Chris Gardner, diperankan oleh Will Smith, merupakan seorang risk taker sejati. Mengapa? Ia mengiventasikan seluruh kekayaannya saat itu untuk memborong sebuah alat kesehatan portable yang mampu mengukur kepadatan tulang. Dari sana, Ia kemudian menjumpai dokter demi dokter untuk menjual produk tersebut. Masalah dimulai ketika Chris menyadari jika produk yang menjadi alat investasinya ini hanya dianggap sebagai barang ‘mewah’ yang tidak terlalu diperlukan dokter kala itu. Ah kacau. Malapetaka pun dimulai.

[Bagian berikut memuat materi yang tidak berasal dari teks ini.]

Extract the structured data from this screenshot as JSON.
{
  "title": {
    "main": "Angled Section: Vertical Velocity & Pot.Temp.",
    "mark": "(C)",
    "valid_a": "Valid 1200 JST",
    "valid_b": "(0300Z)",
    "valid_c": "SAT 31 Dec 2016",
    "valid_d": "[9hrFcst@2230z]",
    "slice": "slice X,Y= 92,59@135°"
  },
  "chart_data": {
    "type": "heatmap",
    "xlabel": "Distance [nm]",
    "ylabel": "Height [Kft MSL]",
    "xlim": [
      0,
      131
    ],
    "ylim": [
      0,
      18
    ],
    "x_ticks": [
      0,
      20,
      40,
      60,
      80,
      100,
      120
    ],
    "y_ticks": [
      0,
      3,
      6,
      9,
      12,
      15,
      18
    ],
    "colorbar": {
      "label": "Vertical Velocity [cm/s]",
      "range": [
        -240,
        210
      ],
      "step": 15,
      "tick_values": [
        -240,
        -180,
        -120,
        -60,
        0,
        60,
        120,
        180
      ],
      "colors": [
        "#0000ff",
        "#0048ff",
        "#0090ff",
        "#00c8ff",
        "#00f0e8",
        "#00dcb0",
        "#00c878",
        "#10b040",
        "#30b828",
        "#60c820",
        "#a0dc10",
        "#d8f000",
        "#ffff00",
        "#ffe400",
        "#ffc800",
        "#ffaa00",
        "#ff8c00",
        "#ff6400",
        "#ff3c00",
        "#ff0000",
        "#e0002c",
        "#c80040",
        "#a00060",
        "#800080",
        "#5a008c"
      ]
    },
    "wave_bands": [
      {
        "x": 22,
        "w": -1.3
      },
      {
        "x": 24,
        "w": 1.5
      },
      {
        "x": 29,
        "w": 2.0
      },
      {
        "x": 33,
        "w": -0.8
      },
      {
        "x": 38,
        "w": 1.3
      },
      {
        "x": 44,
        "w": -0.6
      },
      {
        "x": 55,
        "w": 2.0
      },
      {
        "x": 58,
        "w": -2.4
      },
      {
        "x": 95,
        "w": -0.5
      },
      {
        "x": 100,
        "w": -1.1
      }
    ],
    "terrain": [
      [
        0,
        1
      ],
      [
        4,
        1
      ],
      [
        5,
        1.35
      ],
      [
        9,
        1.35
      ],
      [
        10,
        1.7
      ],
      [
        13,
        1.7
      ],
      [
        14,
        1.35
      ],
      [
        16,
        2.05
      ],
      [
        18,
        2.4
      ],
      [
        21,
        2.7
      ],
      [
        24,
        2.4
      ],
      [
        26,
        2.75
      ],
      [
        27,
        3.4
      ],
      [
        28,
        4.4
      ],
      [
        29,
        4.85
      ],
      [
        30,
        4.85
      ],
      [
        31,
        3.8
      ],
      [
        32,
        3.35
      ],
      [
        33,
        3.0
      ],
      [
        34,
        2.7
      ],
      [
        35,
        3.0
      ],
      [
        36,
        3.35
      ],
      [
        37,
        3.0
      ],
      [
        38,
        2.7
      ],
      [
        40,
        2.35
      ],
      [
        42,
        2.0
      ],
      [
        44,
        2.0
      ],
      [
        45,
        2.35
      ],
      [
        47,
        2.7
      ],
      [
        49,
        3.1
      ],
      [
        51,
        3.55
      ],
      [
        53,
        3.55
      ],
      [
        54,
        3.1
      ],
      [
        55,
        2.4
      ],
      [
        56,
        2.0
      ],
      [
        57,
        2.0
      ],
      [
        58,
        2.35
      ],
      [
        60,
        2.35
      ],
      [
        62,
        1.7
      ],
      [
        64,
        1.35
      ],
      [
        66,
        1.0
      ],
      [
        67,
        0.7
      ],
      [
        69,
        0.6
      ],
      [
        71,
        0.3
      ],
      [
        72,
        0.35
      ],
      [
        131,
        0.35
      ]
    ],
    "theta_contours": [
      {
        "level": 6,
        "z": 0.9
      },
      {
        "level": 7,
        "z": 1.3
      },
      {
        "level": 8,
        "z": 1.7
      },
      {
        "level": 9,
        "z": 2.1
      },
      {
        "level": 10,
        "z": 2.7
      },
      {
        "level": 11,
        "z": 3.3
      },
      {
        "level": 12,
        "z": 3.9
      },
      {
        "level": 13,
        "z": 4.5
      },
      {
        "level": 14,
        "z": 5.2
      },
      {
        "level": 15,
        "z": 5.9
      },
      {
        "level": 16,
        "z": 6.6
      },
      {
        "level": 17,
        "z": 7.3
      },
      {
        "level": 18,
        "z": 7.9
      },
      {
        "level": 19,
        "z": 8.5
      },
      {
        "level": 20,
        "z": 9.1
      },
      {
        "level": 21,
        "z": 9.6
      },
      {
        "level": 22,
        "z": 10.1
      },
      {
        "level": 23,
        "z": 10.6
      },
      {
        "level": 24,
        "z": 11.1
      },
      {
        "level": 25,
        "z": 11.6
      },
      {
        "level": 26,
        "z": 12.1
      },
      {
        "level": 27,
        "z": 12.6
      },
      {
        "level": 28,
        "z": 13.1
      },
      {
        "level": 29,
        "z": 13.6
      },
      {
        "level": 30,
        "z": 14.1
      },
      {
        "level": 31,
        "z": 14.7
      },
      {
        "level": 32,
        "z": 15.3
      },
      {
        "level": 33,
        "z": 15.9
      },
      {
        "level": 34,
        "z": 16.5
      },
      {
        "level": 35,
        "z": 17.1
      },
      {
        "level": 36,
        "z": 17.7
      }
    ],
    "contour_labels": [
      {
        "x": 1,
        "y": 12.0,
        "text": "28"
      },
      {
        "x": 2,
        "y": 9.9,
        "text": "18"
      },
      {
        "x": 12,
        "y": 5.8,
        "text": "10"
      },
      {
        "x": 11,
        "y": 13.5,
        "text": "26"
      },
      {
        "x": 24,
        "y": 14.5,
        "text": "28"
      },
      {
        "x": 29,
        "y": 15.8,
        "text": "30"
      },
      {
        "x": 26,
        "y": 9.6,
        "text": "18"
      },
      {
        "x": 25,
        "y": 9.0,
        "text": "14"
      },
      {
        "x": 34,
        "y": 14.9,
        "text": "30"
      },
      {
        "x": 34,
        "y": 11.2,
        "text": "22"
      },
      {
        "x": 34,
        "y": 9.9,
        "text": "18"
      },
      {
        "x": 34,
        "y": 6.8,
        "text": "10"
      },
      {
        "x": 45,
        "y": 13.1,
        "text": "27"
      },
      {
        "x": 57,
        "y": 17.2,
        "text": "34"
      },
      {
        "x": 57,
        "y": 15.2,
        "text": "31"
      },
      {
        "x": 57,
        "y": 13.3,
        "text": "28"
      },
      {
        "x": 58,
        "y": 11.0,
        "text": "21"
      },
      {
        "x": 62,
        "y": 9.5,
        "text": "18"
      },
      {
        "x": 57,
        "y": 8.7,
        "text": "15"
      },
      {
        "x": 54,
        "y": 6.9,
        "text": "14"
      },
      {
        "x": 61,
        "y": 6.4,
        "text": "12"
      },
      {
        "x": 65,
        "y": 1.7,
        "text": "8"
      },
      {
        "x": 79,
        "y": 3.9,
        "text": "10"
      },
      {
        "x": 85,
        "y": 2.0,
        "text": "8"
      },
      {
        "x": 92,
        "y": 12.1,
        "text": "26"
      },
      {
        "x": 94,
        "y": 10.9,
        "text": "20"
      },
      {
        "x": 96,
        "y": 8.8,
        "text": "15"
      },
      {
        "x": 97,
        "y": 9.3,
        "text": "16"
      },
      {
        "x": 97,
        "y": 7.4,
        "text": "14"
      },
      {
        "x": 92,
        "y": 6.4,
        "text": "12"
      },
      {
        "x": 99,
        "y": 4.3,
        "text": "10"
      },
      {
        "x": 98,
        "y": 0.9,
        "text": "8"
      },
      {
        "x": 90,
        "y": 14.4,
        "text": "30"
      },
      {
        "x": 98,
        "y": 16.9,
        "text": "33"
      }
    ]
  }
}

Bergantung hidup dengan berjualan alat portable yang jarang laku, juga berdampak pada kehidupan keluarganya. Ia dililit dengan tunggakan pajak, biaya hidup yang berjalan terus, tetapi pemasukan terbilang seret. Istrinya, Linda, diperankan oleh Thandie Newton, juga sudah mulai menyerah semenjak Ia harus selalu mengambil double shift pada pekerjaannya. Sampai suatu saat Linda memutuskan untuk meninggalkan Chris dan membawa putra tunggal mereka, Christopher, yang diperankan oleh Jaden Smith.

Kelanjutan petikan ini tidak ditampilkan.